The clock speed benefits of Moore's law have ended, and researchers must codesign future exascale HPC systems and applications concurrently in an integrated manner to achieve higher performance under stringent power and reliability constraints.
Computational science has become a vital tool in the 21st century, central to progress at the frontiers of nearly every scientific and engineering discipline, including many areas with significant societal impact. A persistent need for more computing power has provided an impetus for the high-performance computing (HPC) community to embark upon the path to exascale computing.
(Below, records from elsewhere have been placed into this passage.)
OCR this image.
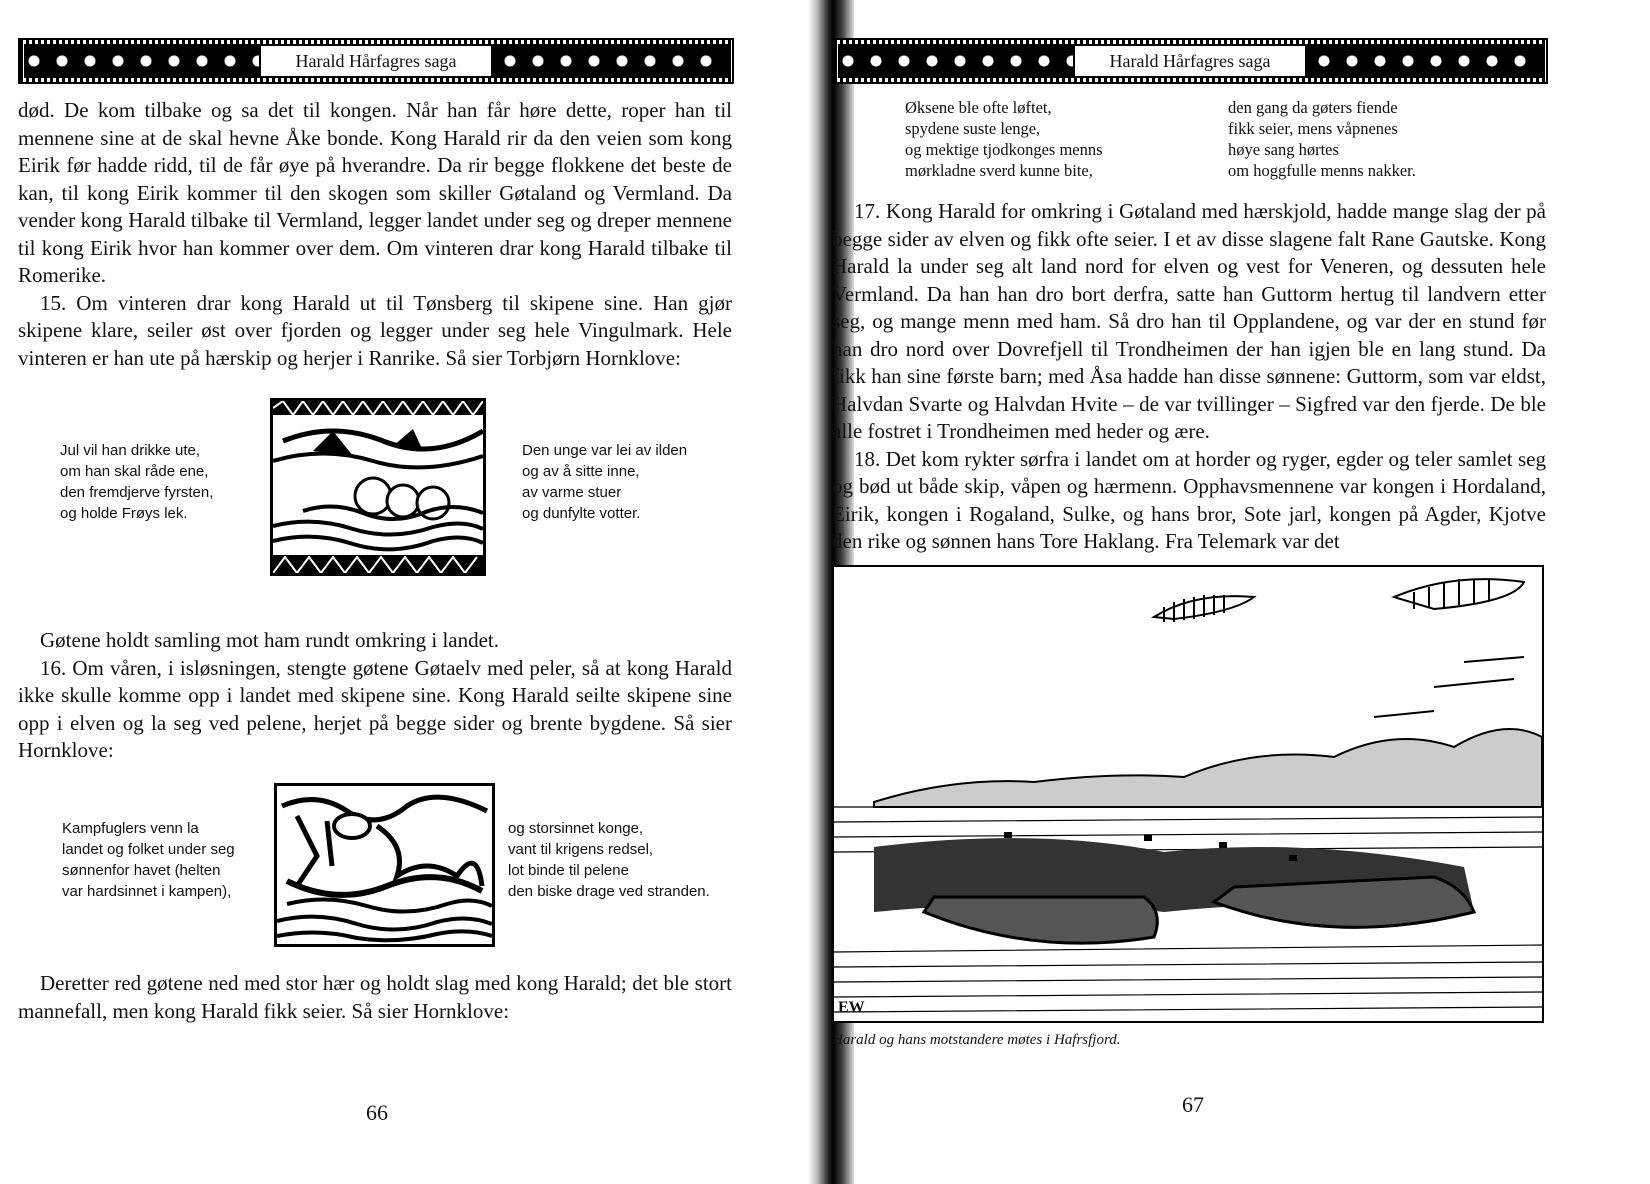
Harald Hårfagres saga

død. De kom tilbake og sa det til kongen. Når han får høre dette, roper han til mennene sine at de skal hevne Åke bonde. Kong Harald rir da den veien som kong Eirik før hadde ridd, til de får øye på hverandre. Da rir begge flokkene det beste de kan, til kong Eirik kommer til den skogen som skiller Gøtaland og Vermland. Da vender kong Harald tilbake til Vermland, legger landet under seg og dreper mennene til kong Eirik hvor han kommer over dem. Om vinteren drar kong Harald tilbake til Romerike.

15. Om vinteren drar kong Harald ut til Tønsberg til skipene sine. Han gjør skipene klare, seiler øst over fjorden og legger under seg hele Vingulmark. Hele vinteren er han ute på hærskip og herjer i Ranrike. Så sier Torbjørn Hornklove:

Jul vil han drikke ute,
om han skal råde ene,
den fremdjerve fyrsten,
og holde Frøys lek.
Den unge var lei av ilden
og av å sitte inne,
av varme stuer
og dunfylte votter.

Gøtene holdt samling mot ham rundt omkring i landet.

16. Om våren, i isløsningen, stengte gøtene Gøtaelv med peler, så at kong Harald ikke skulle komme opp i landet med skipene sine. Kong Harald seilte skipene sine opp i elven og la seg ved pelene, herjet på begge sider og brente bygdene. Så sier Hornklove:

Kampfuglers venn la
landet og folket under seg
sønnenfor havet (helten
var hardsinnet i kampen),
og storsinnet konge,
vant til krigens redsel,
lot binde til pelene
den biske drage ved stranden.

Deretter red gøtene ned med stor hær og holdt slag med kong Harald; det ble stort mannefall, men kong Harald fikk seier. Så sier Hornklove:

66
Harald Hårfagres saga
Øksene ble ofte løftet,
spydene suste lenge,
og mektige tjodkonges menns
mørkladne sverd kunne bite,
den gang da gøters fiende
fikk seier, mens våpnenes
høye sang hørtes
om hoggfulle menns nakker.

17. Kong Harald for omkring i Gøtaland med hærskjold, hadde mange slag der på begge sider av elven og fikk ofte seier. I et av disse slagene falt Rane Gautske. Kong Harald la under seg alt land nord for elven og vest for Veneren, og dessuten hele Vermland. Da han han dro bort derfra, satte han Guttorm hertug til landvern etter seg, og mange menn med ham. Så dro han til Opplandene, og var der en stund før han dro nord over Dovrefjell til Trondheimen der han igjen ble en lang stund. Da fikk han sine første barn; med Åsa hadde han disse sønnene: Guttorm, som var eldst, Halvdan Svarte og Halvdan Hvite – de var tvillinger – Sigfred var den fjerde. De ble alle fostret i Trondheimen med heder og ære.

18. Det kom rykter sørfra i landet om at horder og ryger, egder og teler samlet seg og bød ut både skip, våpen og hærmenn. Opphavsmennene var kongen i Hordaland, Eirik, kongen i Rogaland, Sulke, og hans bror, Sote jarl, kongen på Agder, Kjotve den rike og sønnen hans Tore Haklang. Fra Telemark var det

EW
Harald og hans motstandere møtes i Hafrsfjord.
67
The challenges associated with achieving efficient, highly effective exascale computing are extraordinary. Past growth in HPC has been driven by performance and has relied on a combination of faster clock speeds and increasingly larger systems. Achieving exascale performance under reliability and power constraints and in the presence of levels of parallelism increased by orders of magnitude will change the path of system and application development,
A recent DARPA study showed that even if it were technically feasible, exascale systems built following the current trajectory would require an energy budget in the hundreds-of-megawatts-per-hour range and reliability estimates that would render them impractical. 1
Thus, the clock speed benefits of Moore's law have ended, and the emphasis must now unavoidably yield to the goal of achieving performance under stringent power and reliability constraints.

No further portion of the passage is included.